The technologies are the essentially same as used to produce live broadcast mixed reality presentations, and so too are the challenges, the main one being a skills bottleneck.
“We need high-qualified and trained operators and highly technical people capable of making the whole interconnected eco-system from camera to LED screen work,” says Marina Prak, Marketing Manager at ROE Visual Europe. “The technical set-up and complexity of an XR stage is still a bit underestimated.”
Another undercurrent challenging every computer-based hardware vendor is the ongoing disruptions to supply lines, particularly of components originating in China and Taiwan.
Around 120 companies will be making their debuts at the Fira. One new exhibitor is Naostage, an engineering-led start-up that has created the world’s first automatic beaconless 3D tracking solution to aid immersive, interactive live experiences.

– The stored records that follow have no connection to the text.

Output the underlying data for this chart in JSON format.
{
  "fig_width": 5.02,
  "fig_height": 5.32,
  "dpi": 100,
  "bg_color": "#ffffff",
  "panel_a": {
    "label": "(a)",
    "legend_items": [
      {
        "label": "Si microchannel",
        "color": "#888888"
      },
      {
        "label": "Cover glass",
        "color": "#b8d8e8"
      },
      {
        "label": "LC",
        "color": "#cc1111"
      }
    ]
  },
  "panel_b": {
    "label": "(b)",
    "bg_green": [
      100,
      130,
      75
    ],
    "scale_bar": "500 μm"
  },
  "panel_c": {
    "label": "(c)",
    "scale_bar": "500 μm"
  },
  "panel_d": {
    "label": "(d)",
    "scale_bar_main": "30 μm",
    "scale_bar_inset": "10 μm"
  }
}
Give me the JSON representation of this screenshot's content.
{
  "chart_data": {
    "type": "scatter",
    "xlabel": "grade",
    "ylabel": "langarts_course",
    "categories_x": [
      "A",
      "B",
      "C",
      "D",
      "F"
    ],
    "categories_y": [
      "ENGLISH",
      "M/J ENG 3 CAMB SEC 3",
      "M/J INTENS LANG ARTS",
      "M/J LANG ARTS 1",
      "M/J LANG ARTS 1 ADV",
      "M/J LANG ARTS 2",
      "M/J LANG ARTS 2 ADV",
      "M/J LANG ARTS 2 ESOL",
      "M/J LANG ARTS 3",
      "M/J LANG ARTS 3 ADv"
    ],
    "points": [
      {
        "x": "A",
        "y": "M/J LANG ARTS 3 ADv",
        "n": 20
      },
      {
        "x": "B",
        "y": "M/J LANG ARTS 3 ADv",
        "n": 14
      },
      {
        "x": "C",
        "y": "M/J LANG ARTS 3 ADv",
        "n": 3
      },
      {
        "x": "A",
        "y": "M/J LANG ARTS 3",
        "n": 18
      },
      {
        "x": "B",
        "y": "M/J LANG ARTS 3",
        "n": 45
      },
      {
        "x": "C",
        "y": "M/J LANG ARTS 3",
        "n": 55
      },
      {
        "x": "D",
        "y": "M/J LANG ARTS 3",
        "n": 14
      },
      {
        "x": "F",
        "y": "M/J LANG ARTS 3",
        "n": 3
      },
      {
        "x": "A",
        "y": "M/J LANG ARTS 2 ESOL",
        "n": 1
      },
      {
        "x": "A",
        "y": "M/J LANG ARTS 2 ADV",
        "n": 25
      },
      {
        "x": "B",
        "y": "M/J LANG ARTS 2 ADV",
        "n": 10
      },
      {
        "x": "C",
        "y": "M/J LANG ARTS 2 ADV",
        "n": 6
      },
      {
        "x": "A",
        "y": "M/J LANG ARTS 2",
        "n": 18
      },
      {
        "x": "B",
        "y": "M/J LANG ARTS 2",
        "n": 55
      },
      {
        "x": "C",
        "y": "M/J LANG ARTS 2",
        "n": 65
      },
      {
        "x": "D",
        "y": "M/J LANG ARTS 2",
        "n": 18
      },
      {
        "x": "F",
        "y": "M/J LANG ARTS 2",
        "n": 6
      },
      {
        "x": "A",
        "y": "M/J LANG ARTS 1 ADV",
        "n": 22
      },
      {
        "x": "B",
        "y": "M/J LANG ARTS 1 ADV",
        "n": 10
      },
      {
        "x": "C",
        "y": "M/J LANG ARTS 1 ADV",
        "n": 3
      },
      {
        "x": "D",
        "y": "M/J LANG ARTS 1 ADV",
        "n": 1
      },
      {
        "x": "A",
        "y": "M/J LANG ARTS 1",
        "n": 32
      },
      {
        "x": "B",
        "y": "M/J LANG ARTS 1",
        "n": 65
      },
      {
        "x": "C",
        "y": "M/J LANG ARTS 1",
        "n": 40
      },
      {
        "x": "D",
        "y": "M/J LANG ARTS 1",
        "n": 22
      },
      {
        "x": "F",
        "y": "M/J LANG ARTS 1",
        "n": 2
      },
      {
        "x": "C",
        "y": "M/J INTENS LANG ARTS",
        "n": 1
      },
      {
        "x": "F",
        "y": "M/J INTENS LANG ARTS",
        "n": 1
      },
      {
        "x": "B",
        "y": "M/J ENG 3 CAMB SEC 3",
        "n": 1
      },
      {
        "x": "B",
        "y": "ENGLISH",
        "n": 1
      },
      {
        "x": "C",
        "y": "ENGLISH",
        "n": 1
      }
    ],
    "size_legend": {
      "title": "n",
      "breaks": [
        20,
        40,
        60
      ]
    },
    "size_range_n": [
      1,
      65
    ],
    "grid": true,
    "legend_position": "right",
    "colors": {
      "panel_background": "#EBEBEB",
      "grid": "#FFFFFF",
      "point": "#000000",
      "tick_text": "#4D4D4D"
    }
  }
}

Naostage will be joined in the Discovery Zone by Vidable which is building “the world’s most complete collection of AI-powered solutions for enterprise video,” says general manager, Mike Snavely. “Vidable will allow creators and content managers of all experience levels to easily analyse their libraries, enhance production quality and add engagement-oriented enhancements at scale – all with the power of AI.”
Watch the Matter
The next big development for in the smart home is the deployment of Matter. This is a new protocol intended to help solve current interoperability issues by enabling devices from competing manufactures to talk to one another and automate smart home applications.
Matter’s organising body is the Connectivity Standards Alliance, formerly the Zigbee Alliance. The CSA’s core members are a who’s-who of the smart home world, including Amazon, Apple, Google, Samsung, Wyze, iRobot, Signify and Ecobee. Some Matter-certified products are already on the market, such as Amazon’s fourth-generation Echo.

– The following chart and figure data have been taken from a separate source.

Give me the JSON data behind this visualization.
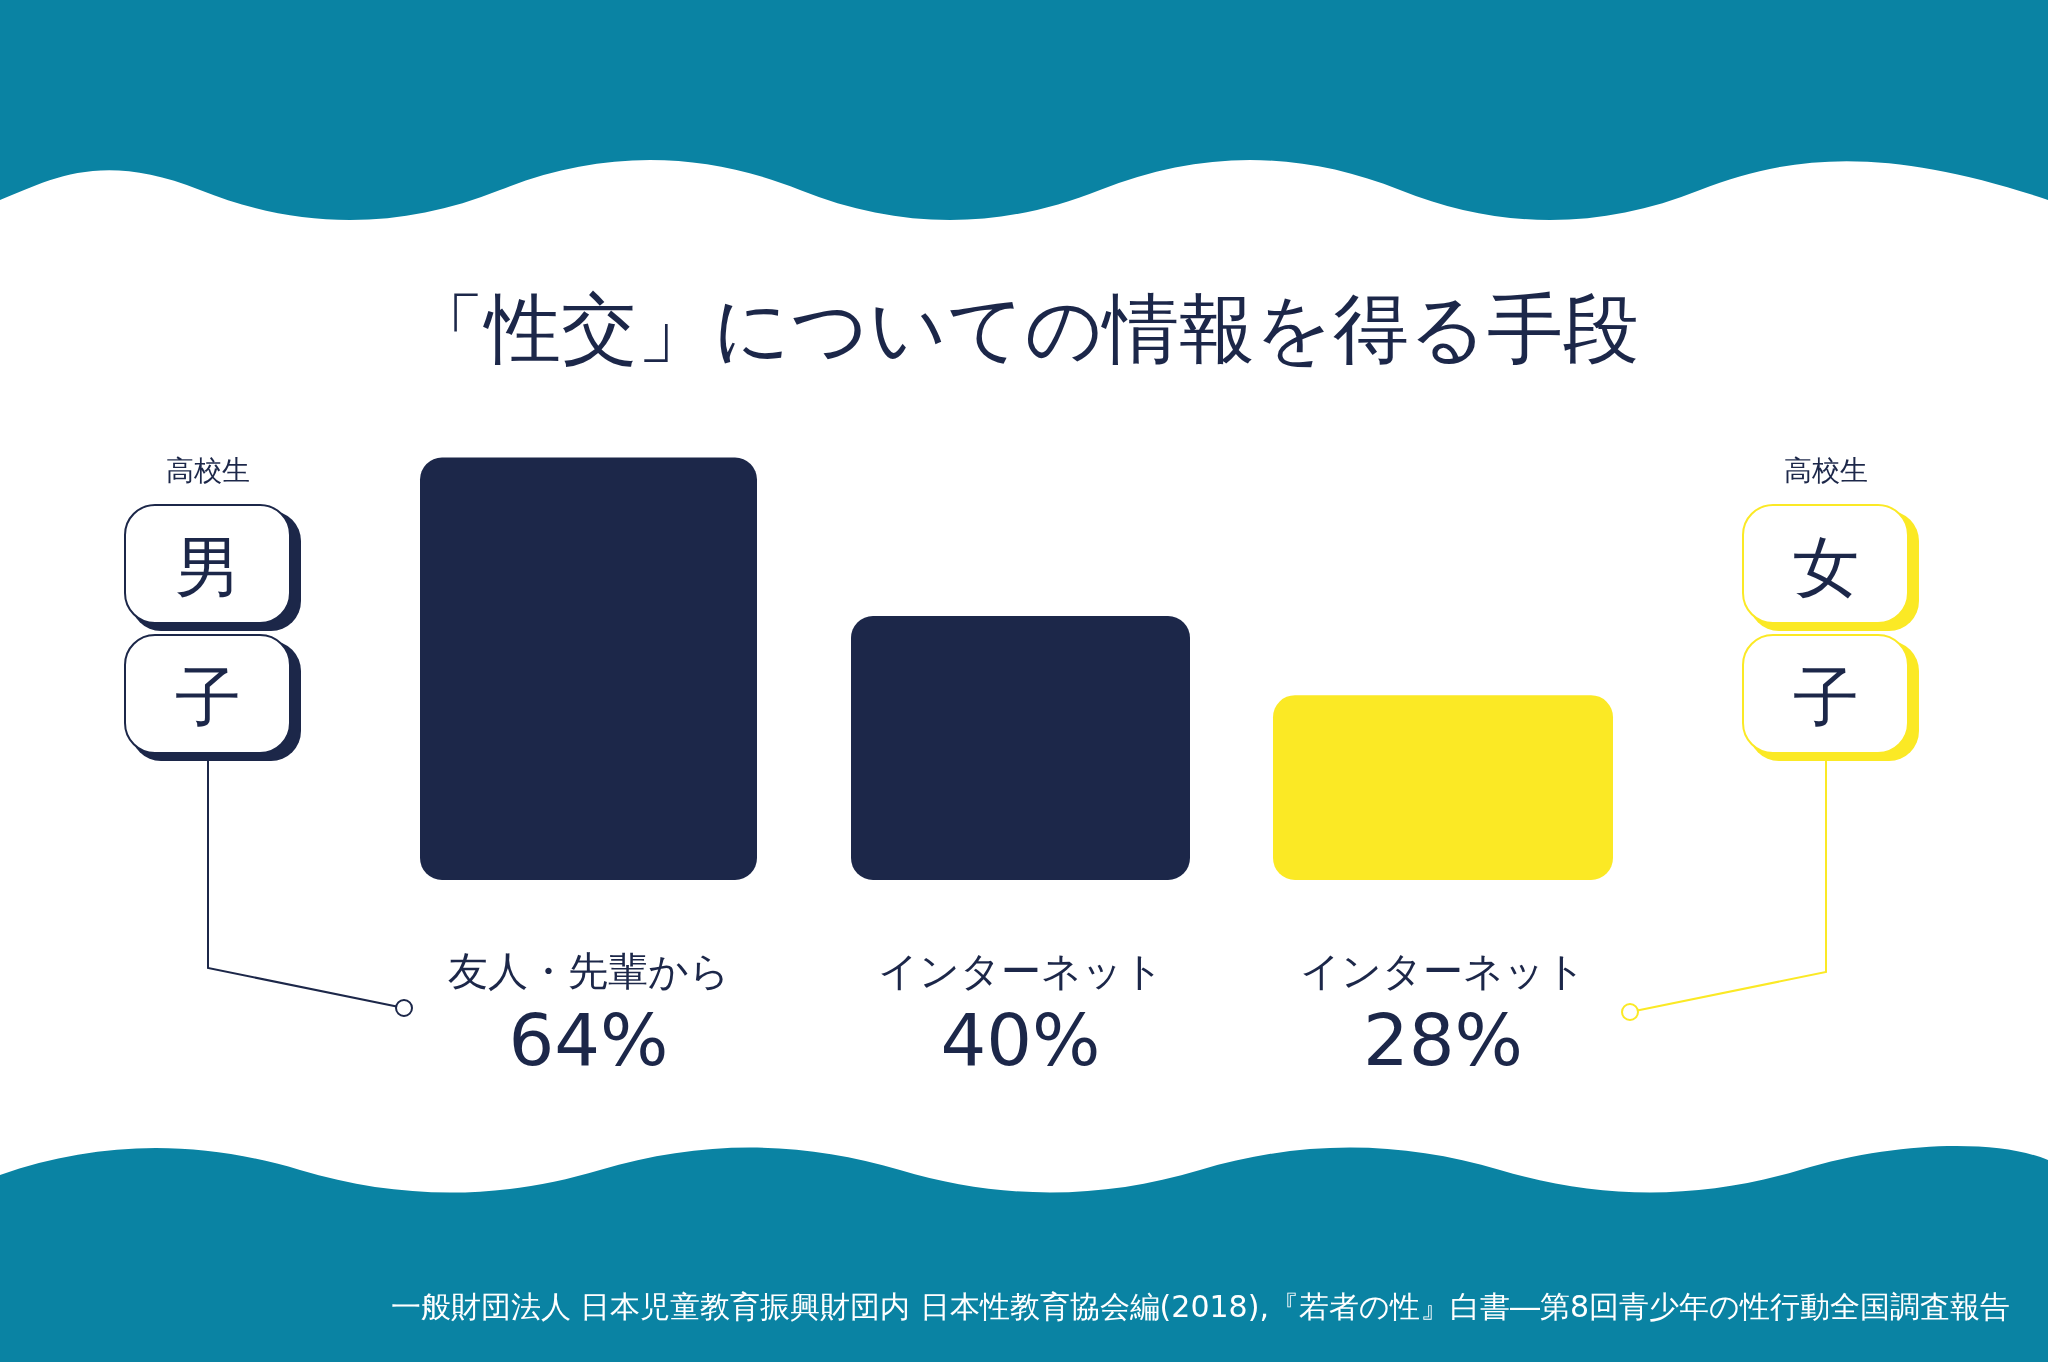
{
  "chart_data": {
    "type": "bar",
    "title": "「性交」についての情報を得る手段",
    "categories": [
      "友人・先輩から",
      "インターネット",
      "インターネット"
    ],
    "values": [
      64,
      40,
      28
    ],
    "colors": [
      "#1c2749",
      "#1c2749",
      "#fbe925"
    ],
    "value_labels": [
      "64%",
      "40%",
      "28%"
    ],
    "annotations": [
      "高校生",
      "男子",
      "高校生",
      "女子",
      "一般財団法人 日本児童教育振興財団内 日本性教育協会編(2018),『若者の性』白書―第8回青少年の性行動全国調査報告"
    ]
  }
}
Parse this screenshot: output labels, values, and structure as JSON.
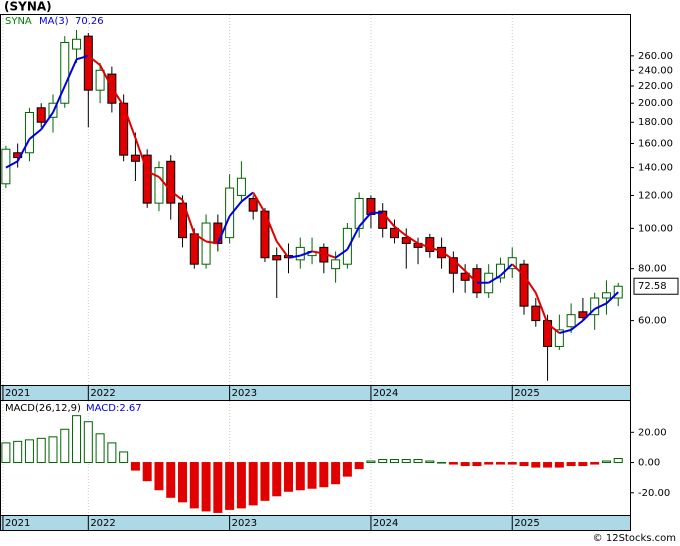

Thread is one of the key technologies in the protocol. This is a low-power consumption networking protocol that promises to make the smart home more robust. Look for announcements of support from manufacturers at ISE.
It is hoped that Matter will make it easier for systems integrators to wire up smart homes with sensor technology that makes buildings increasingly intuitive, adaptable, and responsive. Specific devices alone such as surveillance cameras and smart light bulbs will see spend on smart home solutions exceed $100 billion globally this year [per Strategy Analytics].
The increased time people spent at home since has resulted in an uptick in demand for dedicated cinemas or media rooms with bigger screens and powered up audio. Similarly, collective home time is generating demand for cabling that enables outdoor lighting and entertainment systems.
Executives from Google, Zoom and Microsoft will gather at ISE to air developments in the smart workplace. Other aspects of the show’s Smart Home Technology conference explores topics like lower energy costs, building control and automation, gaming and how Big Data, AI and digital twin technology are changing the building network landscape.